Suffix Array & LCP Array
Take the string "banana". It has 6 suffixes: "banana", "anana", "nana", "ana", "na", "a". Sort them alphabetically and record their starting positions. That sorted list of starting positions is the suffix array.
For "banana":
- 5 →
"a" - 3 →
"ana" - 1 →
"anana" - 0 →
"banana" - 4 →
"na" - 2 →
"nana"
The suffix array is just the array of starting indices: [5, 3, 1, 0, 4, 2]. The actual suffixes are never stored — you reconstruct them on the fly from the original string. This keeps space at \(O(n)\).
← → arrow keys to step · click elements to interact
Building with prefix doubling — \(O(n \log n)\)
The naive approach sorts all n suffixes using string comparison — \(O(n \log n)\) comparisons each taking up to \(O(n)\) characters = \(O(n^2 \log n)\). Too slow for large strings.
Prefix doubling (Manber & Myers, 1990) builds the suffix array in \(O(n \log n)\). The idea:
- Start by ranking each suffix by its first 1 character.
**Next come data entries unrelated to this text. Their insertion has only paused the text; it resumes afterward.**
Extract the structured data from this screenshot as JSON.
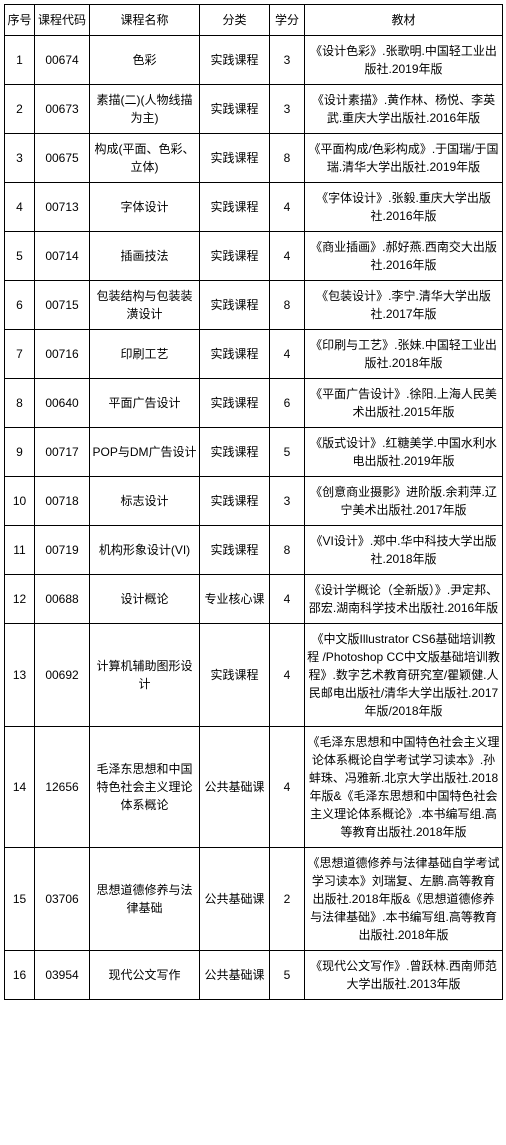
{
  "headers": [
    "序号",
    "课程代码",
    "课程名称",
    "分类",
    "学分",
    "教材"
  ],
  "rows": [
    {
      "seq": "1",
      "code": "00674",
      "name": "色彩",
      "category": "实践课程",
      "credits": "3",
      "textbook": "《设计色彩》.张歌明.中国轻工业出版社.2019年版"
    },
    {
      "seq": "2",
      "code": "00673",
      "name": "素描(二)(人物线描为主)",
      "category": "实践课程",
      "credits": "3",
      "textbook": "《设计素描》.黄作林、杨悦、李英武.重庆大学出版社.2016年版"
    },
    {
      "seq": "3",
      "code": "00675",
      "name": "构成(平面、色彩、立体)",
      "category": "实践课程",
      "credits": "8",
      "textbook": "《平面构成/色彩构成》.于国瑞/于国瑞.清华大学出版社.2019年版"
    },
    {
      "seq": "4",
      "code": "00713",
      "name": "字体设计",
      "category": "实践课程",
      "credits": "4",
      "textbook": "《字体设计》.张毅.重庆大学出版社.2016年版"
    },
    {
      "seq": "5",
      "code": "00714",
      "name": "插画技法",
      "category": "实践课程",
      "credits": "4",
      "textbook": "《商业插画》.郝好燕.西南交大出版社.2016年版"
    },
    {
      "seq": "6",
      "code": "00715",
      "name": "包装结构与包装装潢设计",
      "category": "实践课程",
      "credits": "8",
      "textbook": "《包装设计》.李宁.清华大学出版社.2017年版"
    },
    {
      "seq": "7",
      "code": "00716",
      "name": "印刷工艺",
      "category": "实践课程",
      "credits": "4",
      "textbook": "《印刷与工艺》.张妹.中国轻工业出版社.2018年版"
    },
    {
      "seq": "8",
      "code": "00640",
      "name": "平面广告设计",
      "category": "实践课程",
      "credits": "6",
      "textbook": "《平面广告设计》.徐阳.上海人民美术出版社.2015年版"
    },
    {
      "seq": "9",
      "code": "00717",
      "name": "POP与DM广告设计",
      "category": "实践课程",
      "credits": "5",
      "textbook": "《版式设计》.红糖美学.中国水利水电出版社.2019年版"
    },
    {
      "seq": "10",
      "code": "00718",
      "name": "标志设计",
      "category": "实践课程",
      "credits": "3",
      "textbook": "《创意商业摄影》进阶版.余莉萍.辽宁美术出版社.2017年版"
    },
    {
      "seq": "11",
      "code": "00719",
      "name": "机构形象设计(VI)",
      "category": "实践课程",
      "credits": "8",
      "textbook": "《VI设计》.郑中.华中科技大学出版社.2018年版"
    },
    {
      "seq": "12",
      "code": "00688",
      "name": "设计概论",
      "category": "专业核心课",
      "credits": "4",
      "textbook": "《设计学概论（全新版）》.尹定邦、邵宏.湖南科学技术出版社.2016年版"
    },
    {
      "seq": "13",
      "code": "00692",
      "name": "计算机辅助图形设计",
      "category": "实践课程",
      "credits": "4",
      "textbook": "《中文版Illustrator CS6基础培训教程 /Photoshop CC中文版基础培训教程》.数字艺术教育研究室/瞿颖健.人民邮电出版社/清华大学出版社.2017年版/2018年版"
    },
    {
      "seq": "14",
      "code": "12656",
      "name": "毛泽东思想和中国特色社会主义理论体系概论",
      "category": "公共基础课",
      "credits": "4",
      "textbook": "《毛泽东思想和中国特色社会主义理论体系概论自学考试学习读本》.孙蚌珠、冯雅新.北京大学出版社.2018年版&《毛泽东思想和中国特色社会主义理论体系概论》.本书编写组.高等教育出版社.2018年版"
    },
    {
      "seq": "15",
      "code": "03706",
      "name": "思想道德修养与法律基础",
      "category": "公共基础课",
      "credits": "2",
      "textbook": "《思想道德修养与法律基础自学考试学习读本》刘瑞复、左鹏.高等教育出版社.2018年版&《思想道德修养与法律基础》.本书编写组.高等教育出版社.2018年版"
    },
    {
      "seq": "16",
      "code": "03954",
      "name": "现代公文写作",
      "category": "公共基础课",
      "credits": "5",
      "textbook": "《现代公文写作》.曾跃林.西南师范大学出版社.2013年版"
    }
  ],
  "colors": {
    "border": "#000000",
    "background": "#ffffff",
    "text": "#000000"
  }
}
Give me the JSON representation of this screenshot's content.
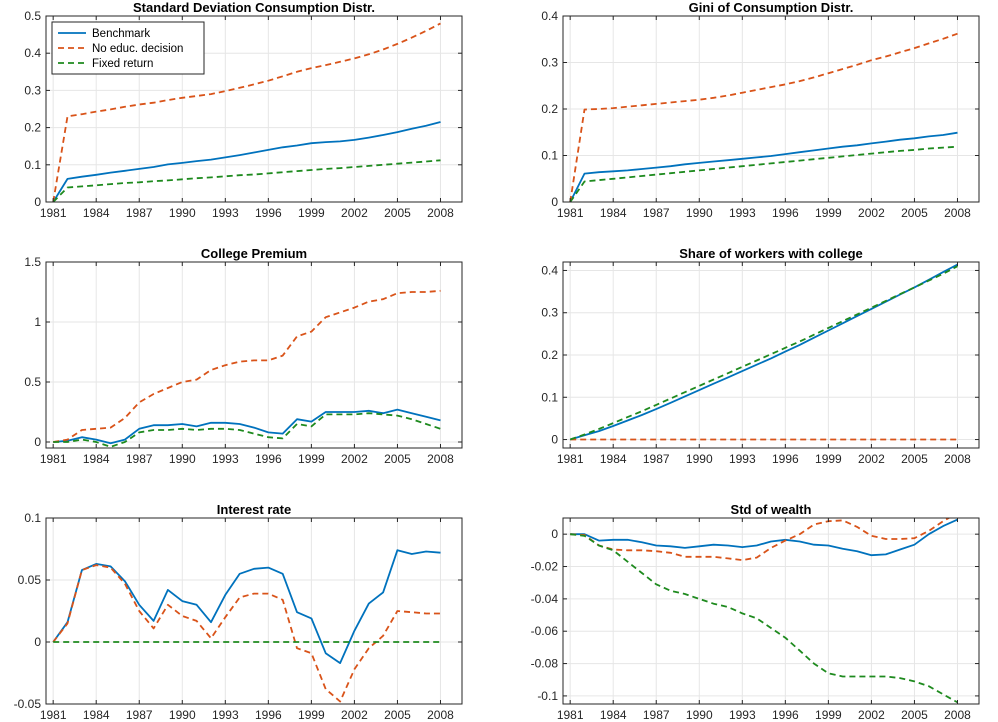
{
  "colors": {
    "benchmark": "#0072BD",
    "no_educ": "#D95319",
    "fixed": "#1E8A1E"
  },
  "chart_data": [
    {
      "id": "std-consumption",
      "type": "line",
      "title": "Standard Deviation Consumption Distr.",
      "xlim": [
        1980.5,
        2009.5
      ],
      "ylim": [
        0,
        0.5
      ],
      "xticks": [
        1981,
        1984,
        1987,
        1990,
        1993,
        1996,
        1999,
        2002,
        2005,
        2008
      ],
      "yticks": [
        0,
        0.1,
        0.2,
        0.3,
        0.4,
        0.5
      ],
      "ytick_labels": [
        "0",
        "0.1",
        "0.2",
        "0.3",
        "0.4",
        "0.5"
      ],
      "legend": {
        "location": "top-left",
        "entries": [
          "Benchmark",
          "No educ. decision",
          "Fixed return"
        ]
      },
      "x": [
        1981,
        1982,
        1983,
        1984,
        1985,
        1986,
        1987,
        1988,
        1989,
        1990,
        1991,
        1992,
        1993,
        1994,
        1995,
        1996,
        1997,
        1998,
        1999,
        2000,
        2001,
        2002,
        2003,
        2004,
        2005,
        2006,
        2007,
        2008
      ],
      "series": [
        {
          "name": "Benchmark",
          "style": "solid",
          "color_key": "benchmark",
          "values": [
            0,
            0.062,
            0.068,
            0.073,
            0.079,
            0.084,
            0.089,
            0.094,
            0.101,
            0.105,
            0.11,
            0.114,
            0.12,
            0.126,
            0.133,
            0.14,
            0.147,
            0.152,
            0.158,
            0.161,
            0.163,
            0.167,
            0.173,
            0.18,
            0.188,
            0.197,
            0.205,
            0.215
          ]
        },
        {
          "name": "No educ. decision",
          "style": "dashed",
          "color_key": "no_educ",
          "values": [
            0,
            0.23,
            0.236,
            0.243,
            0.249,
            0.256,
            0.262,
            0.267,
            0.274,
            0.28,
            0.285,
            0.29,
            0.298,
            0.307,
            0.316,
            0.326,
            0.338,
            0.35,
            0.36,
            0.368,
            0.377,
            0.386,
            0.397,
            0.41,
            0.425,
            0.442,
            0.46,
            0.48
          ]
        },
        {
          "name": "Fixed return",
          "style": "dashed",
          "color_key": "fixed",
          "values": [
            0,
            0.039,
            0.042,
            0.045,
            0.048,
            0.051,
            0.053,
            0.056,
            0.058,
            0.061,
            0.064,
            0.066,
            0.069,
            0.072,
            0.074,
            0.077,
            0.08,
            0.083,
            0.086,
            0.089,
            0.091,
            0.094,
            0.097,
            0.1,
            0.103,
            0.106,
            0.109,
            0.112
          ]
        }
      ]
    },
    {
      "id": "gini-consumption",
      "type": "line",
      "title": "Gini of Consumption Distr.",
      "xlim": [
        1980.5,
        2009.5
      ],
      "ylim": [
        0,
        0.4
      ],
      "xticks": [
        1981,
        1984,
        1987,
        1990,
        1993,
        1996,
        1999,
        2002,
        2005,
        2008
      ],
      "yticks": [
        0,
        0.1,
        0.2,
        0.3,
        0.4
      ],
      "ytick_labels": [
        "0",
        "0.1",
        "0.2",
        "0.3",
        "0.4"
      ],
      "x": [
        1981,
        1982,
        1983,
        1984,
        1985,
        1986,
        1987,
        1988,
        1989,
        1990,
        1991,
        1992,
        1993,
        1994,
        1995,
        1996,
        1997,
        1998,
        1999,
        2000,
        2001,
        2002,
        2003,
        2004,
        2005,
        2006,
        2007,
        2008
      ],
      "series": [
        {
          "name": "Benchmark",
          "style": "solid",
          "color_key": "benchmark",
          "values": [
            0,
            0.061,
            0.064,
            0.066,
            0.068,
            0.071,
            0.074,
            0.077,
            0.081,
            0.084,
            0.087,
            0.09,
            0.093,
            0.096,
            0.099,
            0.103,
            0.107,
            0.111,
            0.115,
            0.119,
            0.122,
            0.126,
            0.13,
            0.134,
            0.137,
            0.141,
            0.144,
            0.149
          ]
        },
        {
          "name": "No educ. decision",
          "style": "dashed",
          "color_key": "no_educ",
          "values": [
            0,
            0.199,
            0.2,
            0.202,
            0.205,
            0.208,
            0.211,
            0.214,
            0.217,
            0.22,
            0.224,
            0.229,
            0.235,
            0.241,
            0.247,
            0.253,
            0.26,
            0.268,
            0.277,
            0.286,
            0.295,
            0.305,
            0.313,
            0.322,
            0.331,
            0.341,
            0.351,
            0.362
          ]
        },
        {
          "name": "Fixed return",
          "style": "dashed",
          "color_key": "fixed",
          "values": [
            0,
            0.044,
            0.047,
            0.05,
            0.053,
            0.056,
            0.059,
            0.062,
            0.065,
            0.068,
            0.071,
            0.074,
            0.077,
            0.08,
            0.083,
            0.086,
            0.089,
            0.092,
            0.095,
            0.098,
            0.101,
            0.104,
            0.107,
            0.11,
            0.112,
            0.115,
            0.117,
            0.119
          ]
        }
      ]
    },
    {
      "id": "college-premium",
      "type": "line",
      "title": "College Premium",
      "xlim": [
        1980.5,
        2009.5
      ],
      "ylim": [
        -0.05,
        1.5
      ],
      "xticks": [
        1981,
        1984,
        1987,
        1990,
        1993,
        1996,
        1999,
        2002,
        2005,
        2008
      ],
      "yticks": [
        0,
        0.5,
        1,
        1.5
      ],
      "ytick_labels": [
        "0",
        "0.5",
        "1",
        "1.5"
      ],
      "x": [
        1981,
        1982,
        1983,
        1984,
        1985,
        1986,
        1987,
        1988,
        1989,
        1990,
        1991,
        1992,
        1993,
        1994,
        1995,
        1996,
        1997,
        1998,
        1999,
        2000,
        2001,
        2002,
        2003,
        2004,
        2005,
        2006,
        2007,
        2008
      ],
      "series": [
        {
          "name": "Benchmark",
          "style": "solid",
          "color_key": "benchmark",
          "values": [
            0,
            0.01,
            0.04,
            0.02,
            -0.01,
            0.02,
            0.11,
            0.14,
            0.14,
            0.15,
            0.13,
            0.16,
            0.16,
            0.15,
            0.12,
            0.08,
            0.07,
            0.19,
            0.17,
            0.25,
            0.25,
            0.25,
            0.26,
            0.24,
            0.27,
            0.24,
            0.21,
            0.18
          ]
        },
        {
          "name": "No educ. decision",
          "style": "dashed",
          "color_key": "no_educ",
          "values": [
            0,
            0.02,
            0.1,
            0.11,
            0.12,
            0.2,
            0.33,
            0.4,
            0.45,
            0.5,
            0.52,
            0.6,
            0.64,
            0.67,
            0.68,
            0.68,
            0.72,
            0.88,
            0.92,
            1.04,
            1.08,
            1.12,
            1.17,
            1.19,
            1.24,
            1.25,
            1.25,
            1.26
          ]
        },
        {
          "name": "Fixed return",
          "style": "dashed",
          "color_key": "fixed",
          "values": [
            0,
            0.0,
            0.02,
            0.0,
            -0.04,
            0.0,
            0.08,
            0.1,
            0.1,
            0.11,
            0.1,
            0.11,
            0.11,
            0.1,
            0.07,
            0.04,
            0.03,
            0.15,
            0.13,
            0.23,
            0.23,
            0.23,
            0.24,
            0.23,
            0.22,
            0.19,
            0.15,
            0.11
          ]
        }
      ]
    },
    {
      "id": "share-college",
      "type": "line",
      "title": "Share of workers with college",
      "xlim": [
        1980.5,
        2009.5
      ],
      "ylim": [
        -0.02,
        0.42
      ],
      "xticks": [
        1981,
        1984,
        1987,
        1990,
        1993,
        1996,
        1999,
        2002,
        2005,
        2008
      ],
      "yticks": [
        0,
        0.1,
        0.2,
        0.3,
        0.4
      ],
      "ytick_labels": [
        "0",
        "0.1",
        "0.2",
        "0.3",
        "0.4"
      ],
      "x": [
        1981,
        1982,
        1983,
        1984,
        1985,
        1986,
        1987,
        1988,
        1989,
        1990,
        1991,
        1992,
        1993,
        1994,
        1995,
        1996,
        1997,
        1998,
        1999,
        2000,
        2001,
        2002,
        2003,
        2004,
        2005,
        2006,
        2007,
        2008
      ],
      "series": [
        {
          "name": "Benchmark",
          "style": "solid",
          "color_key": "benchmark",
          "values": [
            0,
            0.01,
            0.02,
            0.032,
            0.045,
            0.058,
            0.072,
            0.087,
            0.102,
            0.117,
            0.132,
            0.147,
            0.162,
            0.177,
            0.192,
            0.208,
            0.224,
            0.241,
            0.258,
            0.275,
            0.292,
            0.309,
            0.326,
            0.343,
            0.36,
            0.378,
            0.396,
            0.414
          ]
        },
        {
          "name": "No educ. decision",
          "style": "dashed",
          "color_key": "no_educ",
          "values": [
            0,
            0,
            0,
            0,
            0,
            0,
            0,
            0,
            0,
            0,
            0,
            0,
            0,
            0,
            0,
            0,
            0,
            0,
            0,
            0,
            0,
            0,
            0,
            0,
            0,
            0,
            0,
            0
          ]
        },
        {
          "name": "Fixed return",
          "style": "dashed",
          "color_key": "fixed",
          "values": [
            0,
            0.012,
            0.025,
            0.039,
            0.053,
            0.067,
            0.082,
            0.097,
            0.112,
            0.127,
            0.142,
            0.157,
            0.172,
            0.187,
            0.202,
            0.217,
            0.232,
            0.248,
            0.264,
            0.28,
            0.296,
            0.312,
            0.328,
            0.344,
            0.36,
            0.376,
            0.392,
            0.41
          ]
        }
      ]
    },
    {
      "id": "interest-rate",
      "type": "line",
      "title": "Interest rate",
      "xlim": [
        1980.5,
        2009.5
      ],
      "ylim": [
        -0.05,
        0.1
      ],
      "xticks": [
        1981,
        1984,
        1987,
        1990,
        1993,
        1996,
        1999,
        2002,
        2005,
        2008
      ],
      "yticks": [
        -0.05,
        0,
        0.05,
        0.1
      ],
      "ytick_labels": [
        "-0.05",
        "0",
        "0.05",
        "0.1"
      ],
      "x": [
        1981,
        1982,
        1983,
        1984,
        1985,
        1986,
        1987,
        1988,
        1989,
        1990,
        1991,
        1992,
        1993,
        1994,
        1995,
        1996,
        1997,
        1998,
        1999,
        2000,
        2001,
        2002,
        2003,
        2004,
        2005,
        2006,
        2007,
        2008
      ],
      "series": [
        {
          "name": "Benchmark",
          "style": "solid",
          "color_key": "benchmark",
          "values": [
            0,
            0.016,
            0.058,
            0.063,
            0.061,
            0.049,
            0.03,
            0.017,
            0.042,
            0.033,
            0.03,
            0.016,
            0.038,
            0.055,
            0.059,
            0.06,
            0.055,
            0.024,
            0.019,
            -0.009,
            -0.017,
            0.009,
            0.031,
            0.04,
            0.074,
            0.071,
            0.073,
            0.072
          ]
        },
        {
          "name": "No educ. decision",
          "style": "dashed",
          "color_key": "no_educ",
          "values": [
            0,
            0.015,
            0.058,
            0.062,
            0.06,
            0.047,
            0.025,
            0.011,
            0.03,
            0.021,
            0.017,
            0.003,
            0.02,
            0.036,
            0.039,
            0.039,
            0.034,
            -0.005,
            -0.009,
            -0.038,
            -0.048,
            -0.022,
            -0.005,
            0.005,
            0.025,
            0.024,
            0.023,
            0.023
          ]
        },
        {
          "name": "Fixed return",
          "style": "dashed",
          "color_key": "fixed",
          "values": [
            0,
            0,
            0,
            0,
            0,
            0,
            0,
            0,
            0,
            0,
            0,
            0,
            0,
            0,
            0,
            0,
            0,
            0,
            0,
            0,
            0,
            0,
            0,
            0,
            0,
            0,
            0,
            0
          ]
        }
      ]
    },
    {
      "id": "std-wealth",
      "type": "line",
      "title": "Std of wealth",
      "xlim": [
        1980.5,
        2009.5
      ],
      "ylim": [
        -0.105,
        0.01
      ],
      "xticks": [
        1981,
        1984,
        1987,
        1990,
        1993,
        1996,
        1999,
        2002,
        2005,
        2008
      ],
      "yticks": [
        0,
        -0.02,
        -0.04,
        -0.06,
        -0.08,
        -0.1
      ],
      "ytick_labels": [
        "0",
        "-0.02",
        "-0.04",
        "-0.06",
        "-0.08",
        "-0.1"
      ],
      "x": [
        1981,
        1982,
        1983,
        1984,
        1985,
        1986,
        1987,
        1988,
        1989,
        1990,
        1991,
        1992,
        1993,
        1994,
        1995,
        1996,
        1997,
        1998,
        1999,
        2000,
        2001,
        2002,
        2003,
        2004,
        2005,
        2006,
        2007,
        2008
      ],
      "series": [
        {
          "name": "Benchmark",
          "style": "solid",
          "color_key": "benchmark",
          "values": [
            0,
            0,
            -0.004,
            -0.0035,
            -0.0035,
            -0.005,
            -0.007,
            -0.0075,
            -0.0085,
            -0.0075,
            -0.0065,
            -0.007,
            -0.008,
            -0.007,
            -0.0045,
            -0.0035,
            -0.0045,
            -0.0065,
            -0.007,
            -0.009,
            -0.0105,
            -0.013,
            -0.0125,
            -0.0095,
            -0.0065,
            0,
            0.005,
            0.009
          ]
        },
        {
          "name": "No educ. decision",
          "style": "dashed",
          "color_key": "no_educ",
          "values": [
            0,
            -0.0005,
            -0.007,
            -0.0095,
            -0.01,
            -0.01,
            -0.0105,
            -0.0115,
            -0.014,
            -0.014,
            -0.014,
            -0.015,
            -0.016,
            -0.0145,
            -0.0085,
            -0.004,
            0,
            0.006,
            0.008,
            0.0085,
            0.0045,
            -0.001,
            -0.003,
            -0.003,
            -0.0025,
            0.002,
            0.008,
            0.013
          ]
        },
        {
          "name": "Fixed return",
          "style": "dashed",
          "color_key": "fixed",
          "values": [
            0,
            -0.001,
            -0.007,
            -0.01,
            -0.017,
            -0.024,
            -0.031,
            -0.035,
            -0.037,
            -0.04,
            -0.043,
            -0.045,
            -0.049,
            -0.052,
            -0.058,
            -0.064,
            -0.072,
            -0.08,
            -0.086,
            -0.088,
            -0.088,
            -0.088,
            -0.088,
            -0.089,
            -0.091,
            -0.094,
            -0.099,
            -0.104
          ]
        }
      ]
    }
  ]
}
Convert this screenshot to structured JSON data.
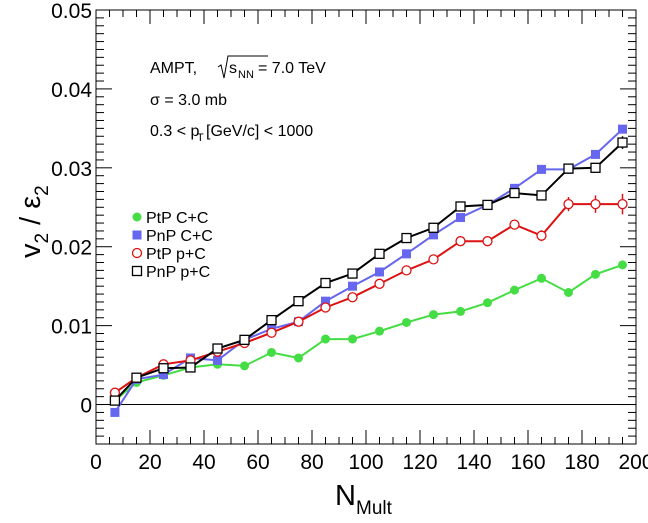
{
  "chart_data": {
    "type": "line",
    "xlabel": {
      "main": "N",
      "sub": "Mult"
    },
    "ylabel": {
      "v": "v",
      "v_sub": "2",
      "sep": " / ",
      "eps": "ε",
      "eps_sub": "2"
    },
    "xlim": [
      0,
      200
    ],
    "ylim": [
      -0.005,
      0.05
    ],
    "x_ticks": [
      0,
      20,
      40,
      60,
      80,
      100,
      120,
      140,
      160,
      180,
      200
    ],
    "y_ticks": [
      0,
      0.01,
      0.02,
      0.03,
      0.04,
      0.05
    ],
    "y_tick_labels": [
      "0",
      "0.01",
      "0.02",
      "0.03",
      "0.04",
      "0.05"
    ],
    "zero_line": 0,
    "grid": false,
    "legend_position": "middle-left",
    "annotations": {
      "line1_prefix": "AMPT, ",
      "line1_sqrt_sub": "NN",
      "line1_sqrt_s": "s",
      "line1_suffix": " = 7.0 TeV",
      "line2": "σ = 3.0 mb",
      "line3_prefix": "0.3 < p",
      "line3_sub": "T",
      "line3_suffix": " [GeV/c] < 1000"
    },
    "series": [
      {
        "name": "PtP C+C",
        "color": "#44dd44",
        "marker": "filled-circle",
        "x": [
          7,
          15,
          25,
          35,
          45,
          55,
          65,
          75,
          85,
          95,
          105,
          115,
          125,
          135,
          145,
          155,
          165,
          175,
          185,
          195
        ],
        "y": [
          0.0005,
          0.0028,
          0.0037,
          0.0047,
          0.0051,
          0.0049,
          0.0066,
          0.0059,
          0.0083,
          0.0083,
          0.0093,
          0.0104,
          0.0114,
          0.0118,
          0.0129,
          0.0145,
          0.016,
          0.0142,
          0.0165,
          0.0177
        ],
        "err": [
          0.0002,
          0.0002,
          0.0002,
          0.0002,
          0.0002,
          0.0002,
          0.0002,
          0.0002,
          0.0002,
          0.0002,
          0.0002,
          0.0002,
          0.0002,
          0.0002,
          0.0002,
          0.0003,
          0.0003,
          0.0003,
          0.0003,
          0.0004
        ]
      },
      {
        "name": "PnP C+C",
        "color": "#6666ee",
        "marker": "filled-square",
        "x": [
          7,
          15,
          25,
          35,
          45,
          55,
          65,
          75,
          85,
          95,
          105,
          115,
          125,
          135,
          145,
          155,
          165,
          175,
          185,
          195
        ],
        "y": [
          -0.001,
          0.0032,
          0.0038,
          0.0059,
          0.0056,
          0.0082,
          0.0096,
          0.0105,
          0.0131,
          0.015,
          0.0168,
          0.0191,
          0.0215,
          0.0237,
          0.0253,
          0.0274,
          0.0298,
          0.0298,
          0.0317,
          0.0349
        ],
        "err": [
          0.0002,
          0.0002,
          0.0002,
          0.0002,
          0.0002,
          0.0002,
          0.0002,
          0.0002,
          0.0002,
          0.0002,
          0.0002,
          0.0002,
          0.0002,
          0.0002,
          0.0002,
          0.0003,
          0.0003,
          0.0003,
          0.0003,
          0.0004
        ]
      },
      {
        "name": "PtP p+C",
        "color": "#dd1111",
        "marker": "open-circle",
        "x": [
          7,
          15,
          25,
          35,
          45,
          55,
          65,
          75,
          85,
          95,
          105,
          115,
          125,
          135,
          145,
          155,
          165,
          175,
          185,
          195
        ],
        "y": [
          0.0015,
          0.0034,
          0.0051,
          0.0056,
          0.0067,
          0.0078,
          0.0091,
          0.0105,
          0.0123,
          0.0136,
          0.0153,
          0.017,
          0.0184,
          0.0207,
          0.0207,
          0.0228,
          0.0214,
          0.0254,
          0.0254,
          0.0254
        ],
        "err": [
          0.0002,
          0.0002,
          0.0002,
          0.0002,
          0.0002,
          0.0002,
          0.0002,
          0.0002,
          0.0002,
          0.0003,
          0.0003,
          0.0003,
          0.0004,
          0.0004,
          0.0005,
          0.0006,
          0.0007,
          0.0009,
          0.0011,
          0.0013
        ]
      },
      {
        "name": "PnP p+C",
        "color": "#000000",
        "marker": "open-square",
        "x": [
          7,
          15,
          25,
          35,
          45,
          55,
          65,
          75,
          85,
          95,
          105,
          115,
          125,
          135,
          145,
          155,
          165,
          175,
          185,
          195
        ],
        "y": [
          0.0005,
          0.0034,
          0.0046,
          0.0047,
          0.0071,
          0.0082,
          0.0107,
          0.0131,
          0.0154,
          0.0166,
          0.0191,
          0.0211,
          0.0224,
          0.0251,
          0.0253,
          0.0268,
          0.0265,
          0.0299,
          0.03,
          0.0332
        ],
        "err": [
          0.0002,
          0.0002,
          0.0002,
          0.0002,
          0.0002,
          0.0002,
          0.0002,
          0.0002,
          0.0002,
          0.0002,
          0.0002,
          0.0002,
          0.0002,
          0.0003,
          0.0003,
          0.0003,
          0.0004,
          0.0005,
          0.0006,
          0.0008
        ]
      }
    ]
  }
}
- Double the comparison length each round: rank by 2, then 4, then 8 characters.
- After \(\log_2(n)\) rounds, all suffixes are distinguished and the array is complete.
Each round uses radix sort on the current ranks, making each round \(O(n)\). Total: \(O(n \log n)\) rounds × \(O(n)\) = \(O(n \log n)\).
LCP Array — Longest Common Prefix
The LCP array is built alongside the suffix array. lcp[i] = the length of the longest common prefix between the suffix at position i and the suffix at position i-1 in the sorted order.
For "banana": LCP = [-, 1, 3, 0, 0, 2] (positions 0 is undefined; "a" and "ana" share 1 char; "ana" and "anana" share 3 chars, etc.)
Using suffix array + LCP for queries
- Pattern search: binary search on the suffix array to find where the pattern would appear. \(O(m \log n)\) where m is the pattern length.
- Longest repeated substring: the maximum value in the LCP array — that prefix length appears at two adjacent sorted suffixes, meaning it repeats in the string.
- Number of distinct substrings: n(n+1)/2 minus the sum of the LCP array.